The FSA is proposing to exempt some Holloway Friendly Society sickness policies from the retail distribution review despite the inclusion of an investment element.
It says the RDR’s rules on professionalism and adviser-charging should not apply to advice on some of the policies, which combine income protection insurance with a small investment.
The FSA’s latest quarterly consultation, published last week, says: “We are proposing an exemption for those Holloway policies with a small investment element. Following discussions with the Association of Financial Mutuals, we are consulting on a threshold where the projected maturity value contained in the key features illustration is 20 per cent or less of accumulated premiums, using the mid-rate projection of the Holloway provider.”

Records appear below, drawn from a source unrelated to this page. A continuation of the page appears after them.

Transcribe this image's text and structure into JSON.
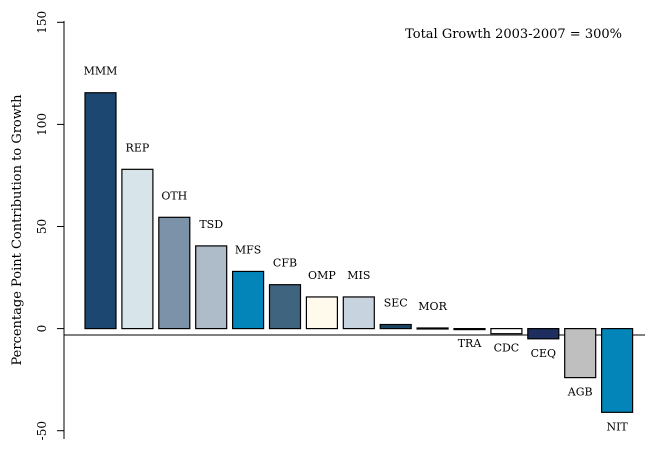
{
  "chart_data": {
    "type": "bar",
    "title": "",
    "xlabel": "",
    "ylabel": "Percentage Point Contribution to Growth",
    "annotation": "Total Growth 2003-2007 = 300%",
    "ylim": [
      -57,
      157
    ],
    "yticks": [
      150,
      100,
      50,
      0,
      -50
    ],
    "ytick_labels": [
      "150",
      "100",
      "50",
      "0",
      "-50"
    ],
    "grid": false,
    "categories": [
      "MMM",
      "REP",
      "OTH",
      "TSD",
      "MFS",
      "CFB",
      "OMP",
      "MIS",
      "SEC",
      "MOR",
      "TRA",
      "CDC",
      "CEQ",
      "AGB",
      "NIT"
    ],
    "values": [
      115.5,
      78,
      54.5,
      40.5,
      28,
      21.5,
      15.5,
      15.5,
      2,
      0.3,
      -0.3,
      -2.5,
      -5,
      -24,
      -41
    ],
    "colors": [
      "#1c4770",
      "#d7e4ea",
      "#7b92a8",
      "#aebbc8",
      "#0485b9",
      "#3e6480",
      "#fffaeb",
      "#c7d3de",
      "#1b4767",
      "#ffffff",
      "#ffffff",
      "#ffffff",
      "#1e2f5f",
      "#bfbfbf",
      "#0485b9"
    ]
  }
}
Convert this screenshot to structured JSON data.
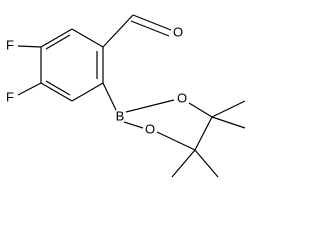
{
  "atoms": {
    "fluorine_top": "F",
    "fluorine_bottom": "F",
    "aldehyde_oxygen": "O",
    "boron": "B",
    "ester_oxygen_top": "O",
    "ester_oxygen_bottom": "O"
  }
}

The regulator has asked for feedback to be submitted before March 6, 2011.
AFM chief executive Martin Shaw believes the proposals do not go far enough. He says: “The FSA’s proposal to exempt some Holloway products from the RDR is a welcome, albeit rather limited concession.”
Plan Money director Peter Chadborn says: “Most people take out Holloway policies for protection and the savings element is an added attraction, so the FSA’s decision is right.”
The FSA is also proposing to add further qualifications to its recognised list for advisers under the RDR.
The qualifications relate to advising on packaged products and friendly society tax-exempt policies and managing investments or acting as a broker fund adviser.
They include the diploma in investment planning offered by the Chartered Institute of Bankers in Scotland, which is examined in a work-based assessment.
The regulator has requested responses by February 6 on the additional qualification plans.